Beat Generation Literature Questions

Beat Generation Literature Questions

Bring on the tough stuff. There's not just one right answer.

  1. Allen Ginsberg is considered one of the fathers of the Beat movement, but he also had a big influence on the hippie counter-culture of the 1960s. Is it appropriate to lump the Beat Movement together with the wild revolution that followed? Why or why not? What are the similarities and the differences between these two periods?
  2. The Beat Movement lasted only a decade. What led each of its founding founders to go his own way? Was there anything about Beat ideals, do you think, that doomed this movement to being short-lived?
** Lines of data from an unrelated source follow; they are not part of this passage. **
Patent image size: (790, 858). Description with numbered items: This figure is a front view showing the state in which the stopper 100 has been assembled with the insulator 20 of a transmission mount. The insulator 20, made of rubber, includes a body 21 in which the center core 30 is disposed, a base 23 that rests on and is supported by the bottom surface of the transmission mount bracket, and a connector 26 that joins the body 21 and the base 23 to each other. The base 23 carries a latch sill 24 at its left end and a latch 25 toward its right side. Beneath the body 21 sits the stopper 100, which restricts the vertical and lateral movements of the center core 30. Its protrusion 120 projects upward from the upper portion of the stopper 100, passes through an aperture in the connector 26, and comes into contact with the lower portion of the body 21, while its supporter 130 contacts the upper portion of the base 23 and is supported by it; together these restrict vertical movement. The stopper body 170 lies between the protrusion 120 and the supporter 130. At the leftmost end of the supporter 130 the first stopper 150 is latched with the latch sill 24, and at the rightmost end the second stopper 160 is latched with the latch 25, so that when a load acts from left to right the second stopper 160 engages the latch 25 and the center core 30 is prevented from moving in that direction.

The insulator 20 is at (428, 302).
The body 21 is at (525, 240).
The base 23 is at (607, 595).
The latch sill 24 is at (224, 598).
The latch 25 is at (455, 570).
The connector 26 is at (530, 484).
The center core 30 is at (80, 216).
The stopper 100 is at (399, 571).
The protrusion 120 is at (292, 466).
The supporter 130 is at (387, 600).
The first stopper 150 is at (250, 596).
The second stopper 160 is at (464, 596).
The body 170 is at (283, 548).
  3. William Burroughs's novels are considered part of American post-modernism, but he was also a crucial member of the Beat movement. What literary characteristics does he share with each literary era? What about his writing sets him apart from each movement?
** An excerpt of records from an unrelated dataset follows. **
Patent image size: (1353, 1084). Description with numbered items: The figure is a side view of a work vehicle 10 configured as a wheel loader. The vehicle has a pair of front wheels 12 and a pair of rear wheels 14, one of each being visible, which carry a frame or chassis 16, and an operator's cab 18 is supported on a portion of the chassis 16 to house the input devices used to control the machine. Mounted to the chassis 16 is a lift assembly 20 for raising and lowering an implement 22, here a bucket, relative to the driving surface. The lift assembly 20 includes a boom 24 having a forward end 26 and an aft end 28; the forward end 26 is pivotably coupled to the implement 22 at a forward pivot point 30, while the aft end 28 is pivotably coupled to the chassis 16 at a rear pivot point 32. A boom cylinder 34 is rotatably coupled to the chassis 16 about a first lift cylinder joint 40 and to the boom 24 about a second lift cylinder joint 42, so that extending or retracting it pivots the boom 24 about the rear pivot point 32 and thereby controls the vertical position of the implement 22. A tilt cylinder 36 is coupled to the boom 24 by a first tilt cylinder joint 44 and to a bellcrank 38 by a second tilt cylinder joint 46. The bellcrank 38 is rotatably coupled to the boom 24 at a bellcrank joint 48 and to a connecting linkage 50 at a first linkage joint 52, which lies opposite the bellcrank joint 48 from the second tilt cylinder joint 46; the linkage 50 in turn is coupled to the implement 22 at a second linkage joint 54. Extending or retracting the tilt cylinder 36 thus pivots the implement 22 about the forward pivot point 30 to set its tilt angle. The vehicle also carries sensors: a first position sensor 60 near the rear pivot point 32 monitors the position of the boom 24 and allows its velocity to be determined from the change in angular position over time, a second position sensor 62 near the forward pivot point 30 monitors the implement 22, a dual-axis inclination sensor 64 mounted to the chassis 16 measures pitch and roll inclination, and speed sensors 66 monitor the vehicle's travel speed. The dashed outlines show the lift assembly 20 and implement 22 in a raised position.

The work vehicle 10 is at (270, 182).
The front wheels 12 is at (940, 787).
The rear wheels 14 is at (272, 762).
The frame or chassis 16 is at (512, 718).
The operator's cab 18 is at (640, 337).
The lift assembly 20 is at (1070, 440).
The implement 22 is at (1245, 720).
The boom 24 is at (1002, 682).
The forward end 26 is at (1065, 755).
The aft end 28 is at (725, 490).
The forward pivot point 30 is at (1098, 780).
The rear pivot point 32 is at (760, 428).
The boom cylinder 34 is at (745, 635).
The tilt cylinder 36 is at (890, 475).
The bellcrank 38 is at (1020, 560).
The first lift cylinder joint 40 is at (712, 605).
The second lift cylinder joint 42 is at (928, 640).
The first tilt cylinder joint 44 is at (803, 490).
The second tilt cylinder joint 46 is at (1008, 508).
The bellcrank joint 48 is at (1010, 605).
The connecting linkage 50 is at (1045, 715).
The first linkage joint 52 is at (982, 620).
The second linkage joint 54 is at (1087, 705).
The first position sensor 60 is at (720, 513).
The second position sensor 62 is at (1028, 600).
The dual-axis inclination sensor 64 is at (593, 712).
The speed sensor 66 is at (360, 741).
  4. The Beats really dug Jazz music. Where can you see the influence of improvised musical expressions emerge in Beat literature?
  5. Why so much cussin'? What purpose does profanity serve as a literary device, do you think? Does this kind of "harsh" language stand up over time, contributing a lasting intensity and rebelliousness to the work? Or does its novelty wear off, leaving these "shocking" words to distract you from the core themes of the work?
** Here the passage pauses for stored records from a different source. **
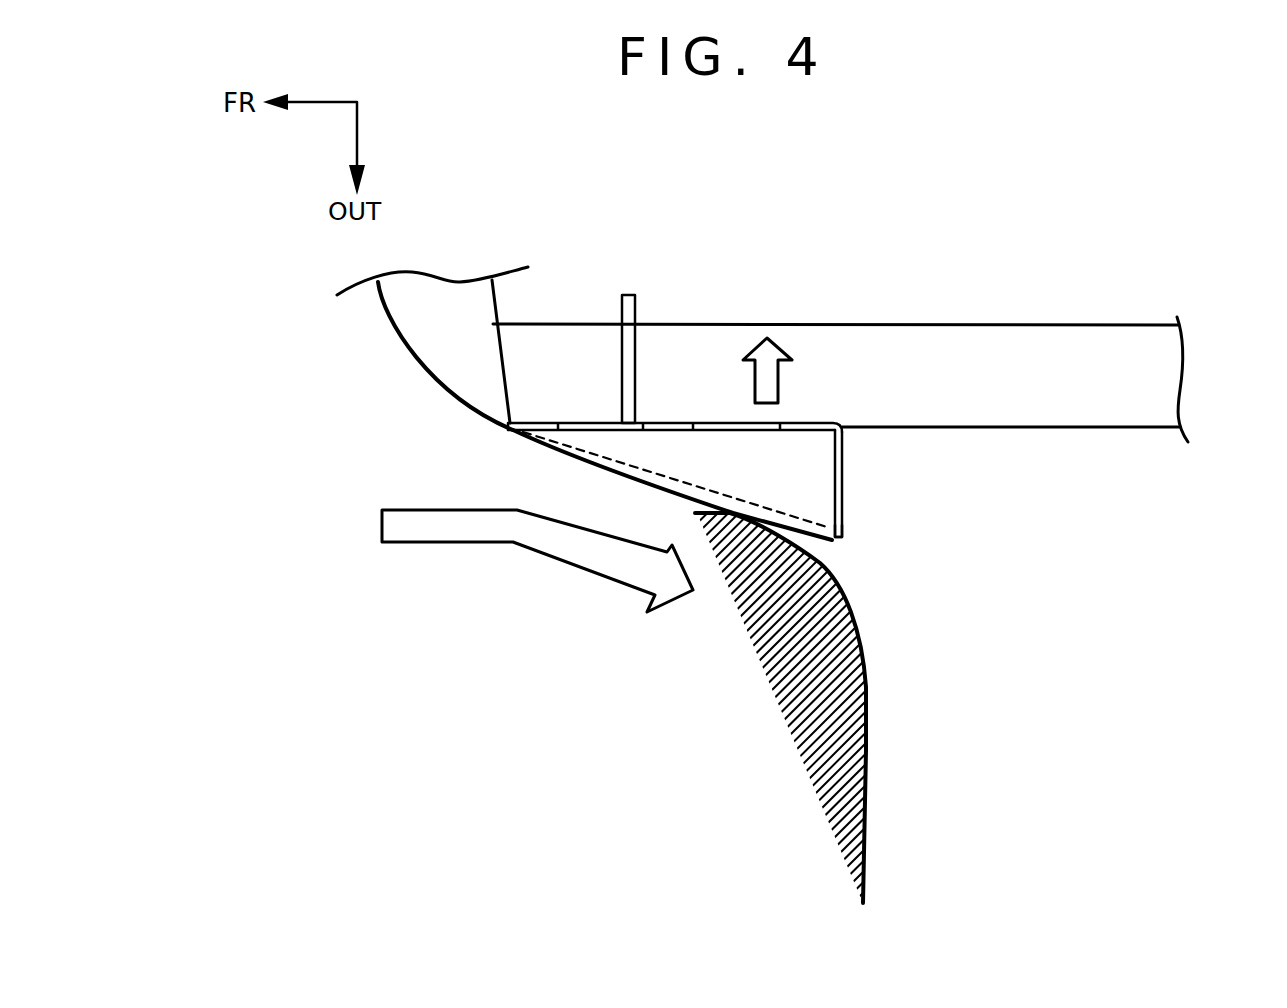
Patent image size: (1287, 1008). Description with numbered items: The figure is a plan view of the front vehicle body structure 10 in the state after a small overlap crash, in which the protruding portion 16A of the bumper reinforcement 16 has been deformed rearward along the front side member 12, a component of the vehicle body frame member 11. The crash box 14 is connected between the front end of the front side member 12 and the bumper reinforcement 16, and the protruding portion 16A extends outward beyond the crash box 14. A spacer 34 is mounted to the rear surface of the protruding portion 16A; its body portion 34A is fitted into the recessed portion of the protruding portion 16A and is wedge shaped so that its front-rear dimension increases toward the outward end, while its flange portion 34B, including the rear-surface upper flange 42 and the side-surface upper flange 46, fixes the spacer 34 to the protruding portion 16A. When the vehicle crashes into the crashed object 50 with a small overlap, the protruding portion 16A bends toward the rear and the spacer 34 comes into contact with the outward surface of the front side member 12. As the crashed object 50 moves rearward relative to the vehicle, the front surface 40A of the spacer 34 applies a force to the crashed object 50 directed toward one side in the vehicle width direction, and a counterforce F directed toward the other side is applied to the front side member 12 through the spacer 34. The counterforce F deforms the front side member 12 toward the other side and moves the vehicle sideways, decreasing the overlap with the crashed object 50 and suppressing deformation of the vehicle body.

The front vehicle body structure 10 is at (843, 215).
The vehicle body frame member 11 is at (840, 333).
The front side member 12 is at (992, 323).
The crash box 14 is at (573, 318).
The bumper reinforcement 16 is at (412, 348).
The protruding portion 16A is at (572, 448).
The spacer 34 is at (817, 420).
The body portion 34A is at (812, 502).
The flange portion 34B is at (758, 399).
The front surface 40A is at (690, 483).
The rear-surface upper flange 42 is at (713, 422).
The side-surface upper flange 46 is at (843, 457).
The crashed object 50 is at (867, 680).
The counterforce F is at (780, 358).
  6. Free verse was the name of the game for Beat poets. Now, since Walt Whitman was considered to be the father of American free verse, you would guess that his writings had a pretty big influence on the Beats. Which Beat authors explicitly harken back to Mr. Whitman? Where can you see hints of Whitman's literary style cropping up in Beat works?
  7. Psychedelic drugs help the Beats access literary expressions that their conscious minds oppressed because of restrictive social norms. What kind of writing is considered "hallucinatory" by today's standards? What social norms are we battling to escape these days?
  8. How do you think Beat authors' expressions of sexual taboos in their works have molded talk about sex in today's novels?
  9. Why are there no prominent female Beat writers? Do you view Ginsberg, Burroughs, and Kerouac as misogynistic? How does the lack of female writers in this movement affect how we read and analyze Beat literature?
  10. The Beats claimed they wanted to be inclusive of all cultures. But the movement itself was almost exclusively white guys. What does this disconnect between talk and action say about white male privilege in literature? How does the absence of work by people of color in The Beat Canon affect the way we understand their inclusive message?
  11. If eastern religious thought heavily influenced the Beats, can this literature be counted as multi-cultural? If not, does this eastern influence read as just a cultural fad that waters down the work? In whose work does this eastern influence manifest itself most prominently?